If this tight integration and synchronization isn’t maintained, the result will be namespaces that have fallen out of date and are no longer trustworthy environments for developers to use.
As your team scales up, you’ll need more namespaces with replicas of the pertinent parts of production. As you need to replicate databases, cloud resources and third-party integrations for each namespace, this can start to feel daunting.
The last consideration is the cost of running all these replicated namespaces either in infrastructure costs or time. Either you’re running many namespaces all the time, which is costly, or you’re starting the namespace’s services every time the team wants to run integration tests, adding to their friction for testing and experimentation. The overhead for platform engineering teams brings us back to the general point that environment replication doesn’t scale for large microservice teams.
At Uber and Lyft, the engineering teams found the namespace approach insufficient due to synchronization and testing fidelity issues, and they moved on to a request isolation model where multiple teams could safely experiment on a single shared cluster.
Why Environment Replication Doesn’t Scale
The allure of local replication, while initially promising, reveals its limitations as teams and architectures scale. It’s not just a matter of finding bugs early; it’s about the accuracy of those tests and the sustainability of the testing environment. Contract testing, while valuable, also shows its limitations as the complexity of interactions between services increases.
When considering these roadblocks to integration testing and dev environments at scale with microservices, I would encourage you to reconsider what we mean by “microservices.” If services are so interdependent that they can’t be tested in isolation, the term becomes more of a label than a description of the architecture.
The shared staging environment emerges as a pragmatic middle ground. Using Kubernetes namespaces for team-specific environments can offer a balance between isolation and accuracy. However, even this approach is not without its pitfalls, such as the risk of configuration drift and the operational overhead involved.
As we scale, our testing methods must scale with us, always aiming for that elusive combination of accuracy, efficiency and maintainability. In recent years a new approach has come to the fore, using a shared environment without multiple replicas and isolating experiments via request isolation.
Request Isolation: A New Model for Developer Experimentation and Testing
At large enterprise teams, and increasingly with mid-sized development teams, a new model is emerging that promises faster, better testing earlier in the development cycle.

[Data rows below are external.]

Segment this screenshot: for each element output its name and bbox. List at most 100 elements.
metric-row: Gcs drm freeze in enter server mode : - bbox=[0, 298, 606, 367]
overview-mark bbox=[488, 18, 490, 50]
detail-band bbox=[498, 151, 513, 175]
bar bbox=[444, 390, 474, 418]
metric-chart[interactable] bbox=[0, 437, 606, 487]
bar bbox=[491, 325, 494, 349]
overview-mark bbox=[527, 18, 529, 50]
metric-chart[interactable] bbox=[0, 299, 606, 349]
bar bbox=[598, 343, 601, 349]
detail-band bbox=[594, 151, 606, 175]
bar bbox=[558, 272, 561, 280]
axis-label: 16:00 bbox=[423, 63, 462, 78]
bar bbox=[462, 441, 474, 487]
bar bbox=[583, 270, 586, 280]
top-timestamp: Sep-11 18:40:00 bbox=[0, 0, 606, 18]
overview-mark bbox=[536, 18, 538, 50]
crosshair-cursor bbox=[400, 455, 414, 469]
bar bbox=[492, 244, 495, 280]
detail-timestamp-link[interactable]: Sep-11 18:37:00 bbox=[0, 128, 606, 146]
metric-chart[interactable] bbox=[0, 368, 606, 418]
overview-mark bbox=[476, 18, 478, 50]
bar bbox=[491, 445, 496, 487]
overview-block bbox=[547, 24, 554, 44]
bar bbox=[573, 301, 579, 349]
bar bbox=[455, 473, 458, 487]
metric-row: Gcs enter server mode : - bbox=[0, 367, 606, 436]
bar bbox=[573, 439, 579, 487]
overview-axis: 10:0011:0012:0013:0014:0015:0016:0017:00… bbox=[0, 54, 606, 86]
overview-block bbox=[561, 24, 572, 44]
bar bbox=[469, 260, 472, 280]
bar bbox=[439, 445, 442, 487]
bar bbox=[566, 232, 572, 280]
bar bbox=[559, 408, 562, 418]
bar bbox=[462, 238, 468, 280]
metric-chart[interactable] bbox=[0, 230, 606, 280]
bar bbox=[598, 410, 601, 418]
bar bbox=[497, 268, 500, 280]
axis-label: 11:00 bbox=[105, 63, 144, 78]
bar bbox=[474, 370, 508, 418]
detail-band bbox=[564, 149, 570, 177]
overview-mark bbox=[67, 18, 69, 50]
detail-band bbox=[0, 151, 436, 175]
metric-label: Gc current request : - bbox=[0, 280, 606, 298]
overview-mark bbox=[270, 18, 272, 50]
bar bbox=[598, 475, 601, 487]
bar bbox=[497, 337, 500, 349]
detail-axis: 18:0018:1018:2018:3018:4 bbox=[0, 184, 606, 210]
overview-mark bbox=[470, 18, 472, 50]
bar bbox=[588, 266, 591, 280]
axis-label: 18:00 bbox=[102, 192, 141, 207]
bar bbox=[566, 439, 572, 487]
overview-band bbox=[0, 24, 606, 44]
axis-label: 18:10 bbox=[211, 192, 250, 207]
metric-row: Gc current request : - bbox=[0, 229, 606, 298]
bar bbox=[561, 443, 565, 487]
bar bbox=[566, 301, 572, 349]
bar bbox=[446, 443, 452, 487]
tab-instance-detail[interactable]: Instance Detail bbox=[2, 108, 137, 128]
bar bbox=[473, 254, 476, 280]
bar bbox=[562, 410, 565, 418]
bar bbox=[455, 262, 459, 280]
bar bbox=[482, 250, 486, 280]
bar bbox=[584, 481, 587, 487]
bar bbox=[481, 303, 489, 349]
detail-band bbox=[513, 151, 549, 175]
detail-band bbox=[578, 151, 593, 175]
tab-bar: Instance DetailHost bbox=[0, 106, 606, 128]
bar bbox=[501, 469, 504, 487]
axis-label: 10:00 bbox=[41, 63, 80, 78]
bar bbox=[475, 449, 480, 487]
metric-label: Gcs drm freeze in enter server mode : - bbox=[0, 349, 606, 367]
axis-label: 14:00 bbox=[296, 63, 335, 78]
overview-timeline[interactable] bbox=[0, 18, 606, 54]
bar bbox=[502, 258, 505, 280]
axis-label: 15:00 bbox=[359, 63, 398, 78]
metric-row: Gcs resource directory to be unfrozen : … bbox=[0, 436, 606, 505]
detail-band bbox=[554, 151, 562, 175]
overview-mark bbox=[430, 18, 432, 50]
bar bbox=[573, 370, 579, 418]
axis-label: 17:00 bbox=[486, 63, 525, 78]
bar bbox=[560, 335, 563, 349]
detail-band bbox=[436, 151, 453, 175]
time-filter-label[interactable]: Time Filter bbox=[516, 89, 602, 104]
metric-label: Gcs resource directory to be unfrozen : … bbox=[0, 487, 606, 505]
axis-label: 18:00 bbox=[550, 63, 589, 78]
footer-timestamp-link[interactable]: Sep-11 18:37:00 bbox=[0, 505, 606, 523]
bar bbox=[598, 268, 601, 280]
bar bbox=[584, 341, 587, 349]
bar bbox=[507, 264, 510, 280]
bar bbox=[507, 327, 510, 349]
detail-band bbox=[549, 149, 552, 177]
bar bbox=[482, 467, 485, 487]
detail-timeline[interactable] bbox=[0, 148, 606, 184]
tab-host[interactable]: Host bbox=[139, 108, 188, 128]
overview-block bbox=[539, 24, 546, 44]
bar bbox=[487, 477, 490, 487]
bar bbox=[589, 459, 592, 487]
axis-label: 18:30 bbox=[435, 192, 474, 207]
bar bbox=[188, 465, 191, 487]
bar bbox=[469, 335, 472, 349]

Request-level isolation is an approach to testing in a microservices environment that leverages context propagation and request routing. When a developer wants to test a new version of a microservice, dependencies are satisfied from a shared pool of services running the latest stable version, known as the baseline. This method ensures that changes made by one developer are isolated from another, mitigating issues of cross-dependency and unpredictable staging environments.
With a shared staging environment, we can produce a highly accurate replication space like in the namespace strategy mentioned above. But rather than replicating components into a namespace, we can use request isolation to deploy multiple developer versions of services run simultaneously.